ELECTION 2015: Federal candidates discuss marijuana plans

The Liberal mandate is to both decriminalize and legalize marijuana. Johnston said marijuana is a social, rather than criminal issue.

Kootenay-Columbia MP David Wilks has been a strong advocate for the continued criminalization of marijuana since being elected in 2011.

While addressing the House of Commons on June 2nd, he panned Liberal Leader Justin Trudeau for his plan to legalize marijuana if elected.

“The Liberal plan to legalize and normalize marijuana sends a message to youth that smoking marijuana is not only an acceptable activity but is one endorsed through government regulation,” Wilks said. “The Liberal leader’s policy is irresponsible. It ignores marijuana’s lasting and serious health effects.”

Wilks’ stance is to continue restricting access to marijuana. He chairs the Conservative Law Enforcement Caucus and was instrumental in proposing changes to the Controlled Drugs and Substances Act, along with Minister of Health Rona Ambrose. The proposed changes would allow the Minister of Health and law officials to more easily control new drugs, combat illegal drug production and distribution, and more effectively ensure the compliance of the controlled substance industry.

Decriminalizing marijuana would involve allowing for personal use, but continuing to police the sale and manufacturing of the drug. Legalization would lift all laws banning possession and personal use of marijuana.

Don Johnston, the Kootenay-Columbia Liberal candidate, agrees with Trudeau’s plans.

He said that, whatever happens, something needs to be done quickly about the way marijuana is handled in this country.

“There was a recent World Health Organization study that found marijuana use among teenagers is higher in Canada than any other country,” Johnston said. “What the Conservatives keep talking about is trying to keep it out of the hands of children or teenagers. The current policy is clearly failing in that one important element.”

The Liberal mandate is to both decriminalize and legalize marijuana. Johnston said marijuana is a social, rather than criminal issue.

“It is very expensive to incarcerate people, especially people who are not a risk to society,”

Johnston said.

Johnston referenced the United States as an example of change occurring around marijuana legislation that is happening nearby. Twenty three states have decriminalized marijuana and four have fully legalized it to date.

“If you had told me five years ago that the United States would be leading Canada in terms of its thinking and legislation around marijuana, I would have been stunned by the notion,” Johnston said.

NDP candidate Wayne Stetski is also in favour of decriminalizing marijuana, though his approach to changing policy around the drug is far less aggressive than Johnston’s. Stetski said he is not in support of legalizing the drug at the federal level until it is clear what effects such a policy would have.

“Decriminalizing at this points lets me then see how the legalization of marijuana would likely go and what the issues are around that for communities,” Stetski said. “Ultimately, it is (in) communities where you will find the impact.”

He said in the short-term decriminalization is necessary to address overpopulation in prisons.

“I do not think our court system and our jails are used effectively when you are dealing with relatively minor charges associated with marijuana,” Stetski said. “Looking at the recent decisions, our laws are currently out of step with where the Supreme Court of Canada seems to be going with their thinking.”

The Supreme Court recently made a landmark decision by concluding that consumable forms of marijuana must be allowed for patients seeking medical marijuana. This decision has already made marijuana more accessible for patients looking to use it.

Bill Green, the Green Party candidate for the Kootenay-Columbia riding, is also in favour of both legalizing and decriminalizing marijuana, in line with his party’s longtime stance. The party’s plans go beyond simply removing laws against possessing and manufacturing the drug.
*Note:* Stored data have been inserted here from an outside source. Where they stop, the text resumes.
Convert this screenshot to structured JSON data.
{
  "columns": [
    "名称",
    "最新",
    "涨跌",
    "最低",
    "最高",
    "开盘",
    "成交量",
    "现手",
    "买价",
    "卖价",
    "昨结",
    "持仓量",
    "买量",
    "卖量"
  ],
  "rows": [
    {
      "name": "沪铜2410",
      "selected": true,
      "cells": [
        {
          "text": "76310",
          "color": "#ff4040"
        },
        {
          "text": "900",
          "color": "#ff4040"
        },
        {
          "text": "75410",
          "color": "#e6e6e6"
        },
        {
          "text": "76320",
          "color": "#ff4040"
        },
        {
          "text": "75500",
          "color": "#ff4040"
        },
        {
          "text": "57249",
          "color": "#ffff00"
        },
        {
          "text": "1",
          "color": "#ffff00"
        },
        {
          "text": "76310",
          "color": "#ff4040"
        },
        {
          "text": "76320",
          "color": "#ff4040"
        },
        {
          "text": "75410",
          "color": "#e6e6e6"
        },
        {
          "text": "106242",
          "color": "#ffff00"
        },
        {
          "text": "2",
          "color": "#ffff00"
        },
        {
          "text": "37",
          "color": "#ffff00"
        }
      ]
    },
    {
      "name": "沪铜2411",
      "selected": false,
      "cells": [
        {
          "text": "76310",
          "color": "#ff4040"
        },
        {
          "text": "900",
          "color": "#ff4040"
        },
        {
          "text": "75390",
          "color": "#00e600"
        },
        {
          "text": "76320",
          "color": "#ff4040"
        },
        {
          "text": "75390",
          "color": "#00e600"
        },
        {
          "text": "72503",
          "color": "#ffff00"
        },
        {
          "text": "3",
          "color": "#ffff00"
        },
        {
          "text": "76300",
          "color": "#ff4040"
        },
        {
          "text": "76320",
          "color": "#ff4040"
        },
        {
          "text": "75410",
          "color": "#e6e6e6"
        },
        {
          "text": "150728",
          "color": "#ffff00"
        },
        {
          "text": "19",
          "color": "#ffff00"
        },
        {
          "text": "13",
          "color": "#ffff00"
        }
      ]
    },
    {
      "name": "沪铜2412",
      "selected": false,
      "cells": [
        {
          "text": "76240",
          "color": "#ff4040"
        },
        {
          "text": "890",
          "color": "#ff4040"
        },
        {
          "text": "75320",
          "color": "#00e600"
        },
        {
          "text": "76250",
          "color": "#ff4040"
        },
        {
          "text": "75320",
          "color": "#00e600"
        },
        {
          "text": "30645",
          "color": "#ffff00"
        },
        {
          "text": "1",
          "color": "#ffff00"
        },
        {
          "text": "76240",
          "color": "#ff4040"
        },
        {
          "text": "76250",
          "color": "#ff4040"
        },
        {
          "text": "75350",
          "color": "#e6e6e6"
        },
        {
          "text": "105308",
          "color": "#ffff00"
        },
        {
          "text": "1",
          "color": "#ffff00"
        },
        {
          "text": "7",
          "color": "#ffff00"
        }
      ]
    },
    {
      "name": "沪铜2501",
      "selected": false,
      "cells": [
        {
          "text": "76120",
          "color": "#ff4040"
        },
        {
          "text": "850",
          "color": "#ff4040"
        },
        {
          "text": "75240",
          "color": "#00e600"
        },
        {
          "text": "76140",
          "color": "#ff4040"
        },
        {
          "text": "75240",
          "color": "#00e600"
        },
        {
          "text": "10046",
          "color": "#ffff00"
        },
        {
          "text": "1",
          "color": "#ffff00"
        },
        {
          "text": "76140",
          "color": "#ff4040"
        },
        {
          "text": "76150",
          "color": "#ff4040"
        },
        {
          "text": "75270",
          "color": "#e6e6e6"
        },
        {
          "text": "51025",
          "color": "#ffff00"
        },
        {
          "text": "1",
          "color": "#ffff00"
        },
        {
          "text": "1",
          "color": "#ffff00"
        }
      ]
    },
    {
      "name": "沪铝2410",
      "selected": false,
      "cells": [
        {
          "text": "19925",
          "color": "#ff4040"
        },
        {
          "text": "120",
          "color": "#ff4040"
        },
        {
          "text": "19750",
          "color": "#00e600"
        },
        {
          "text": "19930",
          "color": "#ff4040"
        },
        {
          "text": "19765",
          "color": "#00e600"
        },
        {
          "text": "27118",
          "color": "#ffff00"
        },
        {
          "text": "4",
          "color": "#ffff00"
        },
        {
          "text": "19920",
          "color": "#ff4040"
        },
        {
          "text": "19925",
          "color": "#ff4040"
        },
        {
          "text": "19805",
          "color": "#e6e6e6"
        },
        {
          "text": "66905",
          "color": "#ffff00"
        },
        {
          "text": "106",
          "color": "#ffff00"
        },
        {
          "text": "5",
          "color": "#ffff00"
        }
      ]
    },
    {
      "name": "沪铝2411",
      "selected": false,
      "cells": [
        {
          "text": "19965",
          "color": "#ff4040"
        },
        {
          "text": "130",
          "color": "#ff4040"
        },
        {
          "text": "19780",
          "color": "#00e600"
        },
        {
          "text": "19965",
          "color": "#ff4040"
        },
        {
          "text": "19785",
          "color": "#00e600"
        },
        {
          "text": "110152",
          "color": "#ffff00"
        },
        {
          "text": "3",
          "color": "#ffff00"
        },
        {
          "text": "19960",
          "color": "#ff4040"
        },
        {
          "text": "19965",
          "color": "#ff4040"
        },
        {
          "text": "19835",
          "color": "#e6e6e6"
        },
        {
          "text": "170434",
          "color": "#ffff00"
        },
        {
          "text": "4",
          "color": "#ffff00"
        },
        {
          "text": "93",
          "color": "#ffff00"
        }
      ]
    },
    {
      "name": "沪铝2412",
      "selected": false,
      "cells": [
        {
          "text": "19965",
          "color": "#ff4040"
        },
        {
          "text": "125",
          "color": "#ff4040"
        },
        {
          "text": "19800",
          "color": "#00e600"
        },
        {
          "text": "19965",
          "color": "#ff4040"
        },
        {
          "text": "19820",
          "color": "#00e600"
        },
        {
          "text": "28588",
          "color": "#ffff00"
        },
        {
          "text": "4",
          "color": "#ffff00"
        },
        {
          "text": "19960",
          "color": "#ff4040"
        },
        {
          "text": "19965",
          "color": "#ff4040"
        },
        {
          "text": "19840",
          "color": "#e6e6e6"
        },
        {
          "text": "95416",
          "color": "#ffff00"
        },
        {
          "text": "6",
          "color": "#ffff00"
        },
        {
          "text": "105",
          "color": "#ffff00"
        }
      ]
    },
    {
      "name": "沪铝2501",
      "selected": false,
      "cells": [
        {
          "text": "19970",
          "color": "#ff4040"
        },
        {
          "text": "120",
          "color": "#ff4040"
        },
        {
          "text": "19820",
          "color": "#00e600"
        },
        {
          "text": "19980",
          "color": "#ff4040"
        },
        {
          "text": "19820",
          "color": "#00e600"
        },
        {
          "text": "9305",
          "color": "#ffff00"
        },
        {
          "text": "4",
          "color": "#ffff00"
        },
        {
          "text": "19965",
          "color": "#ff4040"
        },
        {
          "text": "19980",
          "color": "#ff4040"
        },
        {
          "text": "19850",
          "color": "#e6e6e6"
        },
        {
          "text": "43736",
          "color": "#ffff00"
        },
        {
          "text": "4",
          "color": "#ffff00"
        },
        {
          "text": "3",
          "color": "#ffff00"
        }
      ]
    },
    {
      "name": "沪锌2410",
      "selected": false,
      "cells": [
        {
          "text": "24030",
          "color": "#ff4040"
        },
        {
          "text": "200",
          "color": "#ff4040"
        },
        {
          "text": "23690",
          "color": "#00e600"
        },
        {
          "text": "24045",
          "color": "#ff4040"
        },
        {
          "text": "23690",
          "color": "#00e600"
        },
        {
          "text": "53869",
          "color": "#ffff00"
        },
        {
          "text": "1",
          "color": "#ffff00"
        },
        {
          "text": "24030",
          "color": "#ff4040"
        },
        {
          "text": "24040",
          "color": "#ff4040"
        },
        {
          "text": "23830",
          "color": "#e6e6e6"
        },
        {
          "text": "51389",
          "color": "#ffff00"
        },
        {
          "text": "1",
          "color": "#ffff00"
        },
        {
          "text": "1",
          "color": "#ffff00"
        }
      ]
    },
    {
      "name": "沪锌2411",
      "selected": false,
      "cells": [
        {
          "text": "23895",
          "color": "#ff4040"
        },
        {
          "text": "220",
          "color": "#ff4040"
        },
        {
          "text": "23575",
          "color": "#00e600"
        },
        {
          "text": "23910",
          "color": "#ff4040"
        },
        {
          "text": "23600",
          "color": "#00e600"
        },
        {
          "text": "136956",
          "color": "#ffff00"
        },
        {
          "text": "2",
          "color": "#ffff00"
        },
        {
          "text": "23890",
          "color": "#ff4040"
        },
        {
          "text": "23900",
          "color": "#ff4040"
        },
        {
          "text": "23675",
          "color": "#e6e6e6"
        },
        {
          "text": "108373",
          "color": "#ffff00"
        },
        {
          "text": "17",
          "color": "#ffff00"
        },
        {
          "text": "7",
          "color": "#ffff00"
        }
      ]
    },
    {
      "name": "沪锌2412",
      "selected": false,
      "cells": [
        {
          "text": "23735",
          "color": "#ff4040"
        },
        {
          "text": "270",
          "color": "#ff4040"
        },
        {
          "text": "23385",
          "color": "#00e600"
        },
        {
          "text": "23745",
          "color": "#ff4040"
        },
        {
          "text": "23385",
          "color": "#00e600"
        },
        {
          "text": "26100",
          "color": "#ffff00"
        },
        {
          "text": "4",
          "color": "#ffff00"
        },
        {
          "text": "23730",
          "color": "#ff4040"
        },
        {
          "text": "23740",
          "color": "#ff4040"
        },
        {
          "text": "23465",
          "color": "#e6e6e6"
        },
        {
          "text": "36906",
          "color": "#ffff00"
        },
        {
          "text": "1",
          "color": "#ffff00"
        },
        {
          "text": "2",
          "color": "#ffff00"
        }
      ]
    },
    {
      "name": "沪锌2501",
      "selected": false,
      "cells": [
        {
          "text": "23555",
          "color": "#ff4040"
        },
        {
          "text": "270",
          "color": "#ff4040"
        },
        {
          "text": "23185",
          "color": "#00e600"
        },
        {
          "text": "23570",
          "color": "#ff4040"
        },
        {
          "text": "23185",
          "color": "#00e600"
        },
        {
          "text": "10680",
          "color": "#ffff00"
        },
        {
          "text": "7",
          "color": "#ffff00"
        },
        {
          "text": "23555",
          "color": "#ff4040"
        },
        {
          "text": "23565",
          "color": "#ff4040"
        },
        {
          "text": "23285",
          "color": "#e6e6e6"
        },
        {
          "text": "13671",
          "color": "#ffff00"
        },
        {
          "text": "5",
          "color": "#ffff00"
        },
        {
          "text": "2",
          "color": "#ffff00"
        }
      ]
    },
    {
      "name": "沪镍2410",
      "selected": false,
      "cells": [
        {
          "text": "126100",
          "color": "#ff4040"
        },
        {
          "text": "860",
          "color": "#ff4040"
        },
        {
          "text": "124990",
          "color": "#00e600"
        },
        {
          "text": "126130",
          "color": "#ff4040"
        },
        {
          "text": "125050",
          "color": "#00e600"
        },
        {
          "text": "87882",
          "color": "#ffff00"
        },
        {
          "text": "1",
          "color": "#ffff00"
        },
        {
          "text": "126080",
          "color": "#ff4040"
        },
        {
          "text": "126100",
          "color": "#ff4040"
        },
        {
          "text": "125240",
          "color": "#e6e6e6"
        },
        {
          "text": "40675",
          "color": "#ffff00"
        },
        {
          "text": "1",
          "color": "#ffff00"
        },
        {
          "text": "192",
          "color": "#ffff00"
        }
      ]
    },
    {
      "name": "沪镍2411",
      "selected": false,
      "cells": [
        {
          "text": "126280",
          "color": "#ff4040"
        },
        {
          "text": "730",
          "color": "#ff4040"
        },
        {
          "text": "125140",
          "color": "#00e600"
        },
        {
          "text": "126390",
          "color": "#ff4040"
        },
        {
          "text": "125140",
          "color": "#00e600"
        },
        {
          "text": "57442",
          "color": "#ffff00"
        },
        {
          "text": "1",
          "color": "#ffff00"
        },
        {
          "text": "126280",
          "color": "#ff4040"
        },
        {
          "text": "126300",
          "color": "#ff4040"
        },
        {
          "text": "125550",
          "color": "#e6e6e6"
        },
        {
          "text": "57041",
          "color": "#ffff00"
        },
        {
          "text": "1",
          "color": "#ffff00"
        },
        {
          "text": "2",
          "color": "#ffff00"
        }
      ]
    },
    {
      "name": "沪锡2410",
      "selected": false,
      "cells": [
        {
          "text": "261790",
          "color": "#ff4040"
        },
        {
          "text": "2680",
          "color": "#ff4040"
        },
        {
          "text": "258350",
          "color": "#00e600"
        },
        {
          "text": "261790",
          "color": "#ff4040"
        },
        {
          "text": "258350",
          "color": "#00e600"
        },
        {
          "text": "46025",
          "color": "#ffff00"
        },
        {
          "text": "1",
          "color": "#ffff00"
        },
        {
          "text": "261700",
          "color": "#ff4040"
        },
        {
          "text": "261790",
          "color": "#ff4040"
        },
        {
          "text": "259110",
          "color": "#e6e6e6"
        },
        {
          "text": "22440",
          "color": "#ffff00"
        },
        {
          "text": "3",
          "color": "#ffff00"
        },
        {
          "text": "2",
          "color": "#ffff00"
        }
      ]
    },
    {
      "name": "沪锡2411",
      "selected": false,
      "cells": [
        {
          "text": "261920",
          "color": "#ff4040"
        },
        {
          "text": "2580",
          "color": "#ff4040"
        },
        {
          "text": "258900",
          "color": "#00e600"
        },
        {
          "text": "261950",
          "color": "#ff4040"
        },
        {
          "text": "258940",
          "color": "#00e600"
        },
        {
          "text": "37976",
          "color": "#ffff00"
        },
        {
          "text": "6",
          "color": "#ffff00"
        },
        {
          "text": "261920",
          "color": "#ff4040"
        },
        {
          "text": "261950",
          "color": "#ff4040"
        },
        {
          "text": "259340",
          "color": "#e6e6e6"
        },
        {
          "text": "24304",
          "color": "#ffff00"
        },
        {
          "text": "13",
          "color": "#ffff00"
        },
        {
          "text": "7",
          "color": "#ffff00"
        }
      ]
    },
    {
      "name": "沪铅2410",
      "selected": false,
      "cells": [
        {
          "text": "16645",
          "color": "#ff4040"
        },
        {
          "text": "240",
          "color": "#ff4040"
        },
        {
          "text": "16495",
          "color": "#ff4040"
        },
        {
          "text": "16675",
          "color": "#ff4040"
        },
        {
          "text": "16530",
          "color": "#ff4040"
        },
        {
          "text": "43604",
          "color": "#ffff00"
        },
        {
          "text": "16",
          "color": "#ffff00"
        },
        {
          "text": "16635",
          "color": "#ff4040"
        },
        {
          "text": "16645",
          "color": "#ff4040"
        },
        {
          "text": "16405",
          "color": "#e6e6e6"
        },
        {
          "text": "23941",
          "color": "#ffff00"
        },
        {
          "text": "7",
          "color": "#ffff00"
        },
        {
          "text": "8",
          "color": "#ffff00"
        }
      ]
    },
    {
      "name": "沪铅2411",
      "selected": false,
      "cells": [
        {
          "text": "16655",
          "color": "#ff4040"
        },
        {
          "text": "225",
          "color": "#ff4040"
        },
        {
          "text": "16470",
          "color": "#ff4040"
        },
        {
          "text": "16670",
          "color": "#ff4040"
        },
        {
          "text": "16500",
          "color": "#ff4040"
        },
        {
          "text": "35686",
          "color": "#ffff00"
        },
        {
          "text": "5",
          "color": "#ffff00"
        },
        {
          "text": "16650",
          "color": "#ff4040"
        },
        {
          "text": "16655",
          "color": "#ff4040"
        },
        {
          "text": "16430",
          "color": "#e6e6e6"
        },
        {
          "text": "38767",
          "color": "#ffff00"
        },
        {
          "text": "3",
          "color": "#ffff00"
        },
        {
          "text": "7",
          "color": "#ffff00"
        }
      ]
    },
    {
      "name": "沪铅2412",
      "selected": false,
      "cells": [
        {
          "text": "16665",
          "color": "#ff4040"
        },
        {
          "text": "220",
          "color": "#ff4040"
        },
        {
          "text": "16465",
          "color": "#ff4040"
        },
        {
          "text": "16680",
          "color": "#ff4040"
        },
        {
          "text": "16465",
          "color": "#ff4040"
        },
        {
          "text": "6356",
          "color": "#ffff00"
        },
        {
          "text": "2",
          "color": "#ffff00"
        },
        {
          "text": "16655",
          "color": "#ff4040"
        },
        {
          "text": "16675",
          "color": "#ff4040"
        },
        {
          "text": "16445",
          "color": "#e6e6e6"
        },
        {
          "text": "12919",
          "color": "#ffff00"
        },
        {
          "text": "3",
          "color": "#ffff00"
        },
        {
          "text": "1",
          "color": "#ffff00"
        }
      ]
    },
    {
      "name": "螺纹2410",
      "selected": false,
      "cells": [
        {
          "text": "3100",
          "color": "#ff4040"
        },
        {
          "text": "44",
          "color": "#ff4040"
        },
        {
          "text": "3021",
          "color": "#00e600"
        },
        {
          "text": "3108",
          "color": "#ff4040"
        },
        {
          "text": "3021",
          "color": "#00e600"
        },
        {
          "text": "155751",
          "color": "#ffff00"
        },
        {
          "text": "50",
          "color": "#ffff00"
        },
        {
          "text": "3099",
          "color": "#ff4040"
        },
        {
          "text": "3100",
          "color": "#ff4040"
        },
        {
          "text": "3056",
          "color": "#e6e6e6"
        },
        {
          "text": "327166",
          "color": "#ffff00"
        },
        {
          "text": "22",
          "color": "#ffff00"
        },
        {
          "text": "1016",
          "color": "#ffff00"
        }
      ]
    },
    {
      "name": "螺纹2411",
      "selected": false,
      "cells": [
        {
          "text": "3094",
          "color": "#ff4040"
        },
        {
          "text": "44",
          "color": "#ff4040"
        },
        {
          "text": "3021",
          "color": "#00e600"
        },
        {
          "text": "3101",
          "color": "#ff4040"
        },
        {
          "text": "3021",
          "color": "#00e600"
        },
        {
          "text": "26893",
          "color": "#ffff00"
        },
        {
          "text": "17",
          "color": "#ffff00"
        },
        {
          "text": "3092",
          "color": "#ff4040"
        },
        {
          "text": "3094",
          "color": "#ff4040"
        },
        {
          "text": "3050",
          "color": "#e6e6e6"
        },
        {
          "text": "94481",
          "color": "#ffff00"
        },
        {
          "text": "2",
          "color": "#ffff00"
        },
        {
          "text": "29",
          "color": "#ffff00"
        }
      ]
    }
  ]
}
“We are talking about legalizing it in general and then associating it with research and education about risks and benefits,” Green said. “We are calling for studies in a medical context so doctors can prescribe it as a drug in the regulated drug system.”

He said not enough has yet been done to fully understand the potential impacts of marijuana as a clinical drug. Moving forward, he wants to promote education around the positives and negatives associated with marijuana.

Valley residents will get to decide  their stance of marijuana in the October 19th federal election when they vote for which candidate to officially support.